VCDA Disaster Recovery

Introduction

SDDC Business and Enterprise customers can optionally add Disaster Recovery (DR) services to their SDDC deployment. DR Services are offered in two tiers - an initial tier which provides customers with the essential features they need to replicate and failover their VM workloads between vCenters, and a premium tier which offers additional features including the use of consistency groups and continuous data protection.

VMware Cloud Directory Availability (VCDA) is the product used to provide the initial tier of DR services and offers the following features:

  • Interval based replication of individual VMs between vCenters
  • VM failover and test failover options
  • Migration of protected virtual machines between vCenters
  • Self-service protection and failover workflows per VM
  • Customization of VM networking and storage options
  • Granular RPO selection from 1 minute to 24 hours
  • Built-in end-to-end TLS encryption of replication traffic with optional compression

This wiki will provide details on how to configure and manage VM replications in SDDC-Enterprise and SDDC-Business.

Applicable To

This document is applicable to SDDC-Enterprise and SDDC-Business deployments.


Protection vs Migration

VCDA offers 2 types of VM replication operation: protection and migration.

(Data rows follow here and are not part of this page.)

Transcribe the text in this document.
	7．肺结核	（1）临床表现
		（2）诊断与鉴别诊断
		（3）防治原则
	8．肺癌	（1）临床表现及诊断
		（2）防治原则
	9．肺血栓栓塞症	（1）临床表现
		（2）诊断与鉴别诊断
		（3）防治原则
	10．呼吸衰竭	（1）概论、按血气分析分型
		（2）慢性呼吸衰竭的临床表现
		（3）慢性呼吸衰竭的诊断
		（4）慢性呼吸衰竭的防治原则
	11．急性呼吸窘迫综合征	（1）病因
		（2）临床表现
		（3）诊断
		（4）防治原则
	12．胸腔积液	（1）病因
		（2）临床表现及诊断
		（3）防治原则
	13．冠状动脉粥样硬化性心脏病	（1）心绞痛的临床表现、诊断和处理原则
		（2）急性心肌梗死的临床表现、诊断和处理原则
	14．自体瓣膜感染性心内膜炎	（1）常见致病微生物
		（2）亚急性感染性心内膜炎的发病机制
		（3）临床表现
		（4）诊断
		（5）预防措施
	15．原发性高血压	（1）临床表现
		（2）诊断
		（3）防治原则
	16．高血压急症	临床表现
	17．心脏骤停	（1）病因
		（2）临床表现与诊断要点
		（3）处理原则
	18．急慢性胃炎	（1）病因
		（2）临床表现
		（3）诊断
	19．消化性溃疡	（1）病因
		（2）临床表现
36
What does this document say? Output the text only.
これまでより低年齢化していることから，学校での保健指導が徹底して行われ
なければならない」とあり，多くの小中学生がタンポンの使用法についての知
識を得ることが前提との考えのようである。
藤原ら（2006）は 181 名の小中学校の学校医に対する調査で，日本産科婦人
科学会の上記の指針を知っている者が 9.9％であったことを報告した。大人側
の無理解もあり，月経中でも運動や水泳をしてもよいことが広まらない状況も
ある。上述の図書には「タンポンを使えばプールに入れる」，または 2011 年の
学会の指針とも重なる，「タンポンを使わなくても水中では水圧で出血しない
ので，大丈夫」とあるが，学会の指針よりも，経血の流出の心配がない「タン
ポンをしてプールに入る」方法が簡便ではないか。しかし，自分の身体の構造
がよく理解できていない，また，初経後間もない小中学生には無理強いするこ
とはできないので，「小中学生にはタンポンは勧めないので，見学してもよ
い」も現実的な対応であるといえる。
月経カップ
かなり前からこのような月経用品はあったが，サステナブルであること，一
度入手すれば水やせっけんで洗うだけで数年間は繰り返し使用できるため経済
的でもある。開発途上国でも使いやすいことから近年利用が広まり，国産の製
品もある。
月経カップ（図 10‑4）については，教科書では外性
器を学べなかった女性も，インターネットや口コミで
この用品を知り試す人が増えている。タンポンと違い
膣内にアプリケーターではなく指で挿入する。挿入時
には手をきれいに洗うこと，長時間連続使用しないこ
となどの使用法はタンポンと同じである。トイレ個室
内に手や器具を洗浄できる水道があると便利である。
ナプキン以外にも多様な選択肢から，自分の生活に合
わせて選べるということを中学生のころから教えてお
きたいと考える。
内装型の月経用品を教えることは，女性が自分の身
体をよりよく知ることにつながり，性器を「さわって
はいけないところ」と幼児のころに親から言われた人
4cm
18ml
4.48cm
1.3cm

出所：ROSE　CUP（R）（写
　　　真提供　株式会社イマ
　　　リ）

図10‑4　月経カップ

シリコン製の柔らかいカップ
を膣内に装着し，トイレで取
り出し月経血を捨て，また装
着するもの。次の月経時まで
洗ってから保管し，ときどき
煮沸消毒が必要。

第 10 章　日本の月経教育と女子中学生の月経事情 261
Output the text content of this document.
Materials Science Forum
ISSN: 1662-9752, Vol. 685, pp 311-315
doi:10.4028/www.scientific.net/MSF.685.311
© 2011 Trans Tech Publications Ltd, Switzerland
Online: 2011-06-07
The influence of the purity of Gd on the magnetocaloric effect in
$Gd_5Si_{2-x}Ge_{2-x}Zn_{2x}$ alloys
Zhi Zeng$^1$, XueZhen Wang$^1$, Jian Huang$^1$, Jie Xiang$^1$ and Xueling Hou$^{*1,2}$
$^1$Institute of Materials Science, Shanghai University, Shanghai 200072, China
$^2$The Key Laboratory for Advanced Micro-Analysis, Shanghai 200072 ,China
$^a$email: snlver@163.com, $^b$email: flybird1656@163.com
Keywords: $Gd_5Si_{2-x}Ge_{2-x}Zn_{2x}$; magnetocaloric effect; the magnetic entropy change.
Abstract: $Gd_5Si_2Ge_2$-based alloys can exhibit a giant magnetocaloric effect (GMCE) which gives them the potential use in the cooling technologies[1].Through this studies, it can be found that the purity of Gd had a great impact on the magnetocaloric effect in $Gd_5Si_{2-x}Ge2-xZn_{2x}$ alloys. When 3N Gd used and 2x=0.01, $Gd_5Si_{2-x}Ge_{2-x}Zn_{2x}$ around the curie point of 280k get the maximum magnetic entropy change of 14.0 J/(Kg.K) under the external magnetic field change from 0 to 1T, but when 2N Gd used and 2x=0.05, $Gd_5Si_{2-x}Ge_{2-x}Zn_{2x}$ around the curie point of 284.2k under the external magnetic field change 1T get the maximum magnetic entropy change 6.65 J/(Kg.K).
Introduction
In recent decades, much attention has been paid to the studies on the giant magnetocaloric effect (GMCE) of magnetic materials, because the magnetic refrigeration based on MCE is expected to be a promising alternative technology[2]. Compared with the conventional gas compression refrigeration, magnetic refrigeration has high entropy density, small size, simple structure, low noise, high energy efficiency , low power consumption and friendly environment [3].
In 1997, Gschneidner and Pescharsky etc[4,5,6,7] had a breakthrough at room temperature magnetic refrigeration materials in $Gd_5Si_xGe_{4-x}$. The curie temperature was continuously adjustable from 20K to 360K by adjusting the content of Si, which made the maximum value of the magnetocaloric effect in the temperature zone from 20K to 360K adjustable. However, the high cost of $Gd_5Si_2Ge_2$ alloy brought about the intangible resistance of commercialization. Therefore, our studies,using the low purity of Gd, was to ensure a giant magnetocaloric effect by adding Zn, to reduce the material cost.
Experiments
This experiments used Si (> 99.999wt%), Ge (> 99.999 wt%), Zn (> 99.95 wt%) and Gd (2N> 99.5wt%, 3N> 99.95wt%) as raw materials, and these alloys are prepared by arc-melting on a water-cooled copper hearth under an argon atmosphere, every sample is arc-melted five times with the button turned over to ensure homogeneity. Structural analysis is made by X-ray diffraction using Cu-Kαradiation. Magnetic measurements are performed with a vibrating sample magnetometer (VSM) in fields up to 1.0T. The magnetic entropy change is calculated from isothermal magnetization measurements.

Protection should be used where replication of a VM is required for DR purposes. This allows you to specify the desired RPO (1 minute to 24 hours).

Migration operations are used to move VM workload from site to site. This has a single RPO (24 hours).

Accessing the User Interface

The VCDA user interface is accessible in 3 ways:

  • Directly accessing the VCDA appliance UI from a browser
  • Opening the UI via the vCenter "Cloud Provider DR and Migration" plugin
  • Using the contextual menus from within the vCenter inventory

This guide will primarily focus on performing actions in VCDA via the vCenter plugin.


Setting Up VM Replication

Configuring VM Replication via the VCDA Plugin

  1. Open a browser and navigate to the SDDC-Enterprise or SDDC-Business vCenter UI.
  2. Login to the vCenter as a user which has been added to the customer_access permissions group.
  3. Click Menu and Cloud Provider DR and Migration to open the VCDA vCenter plugin.
  1. Using the menu on the left-hand side, click Outgoing Replications.
  1. From the Outgoing Replications UI, click the shield symbol to create a new VM protection replication. This will open the New Outgoing Replication window.
  1. On the Source VMs page, check the checkmark next to the VM(s) you wish to replicate and click NEXT.
    1. Multiple VMs can be selected here. This will cause the same configuration settings defined on the proceeding pages to be applied to them.

      📘

      A yellow triangle with an exclamation mark is shown against the VM signifies that the VM is already being replicated with VCDA.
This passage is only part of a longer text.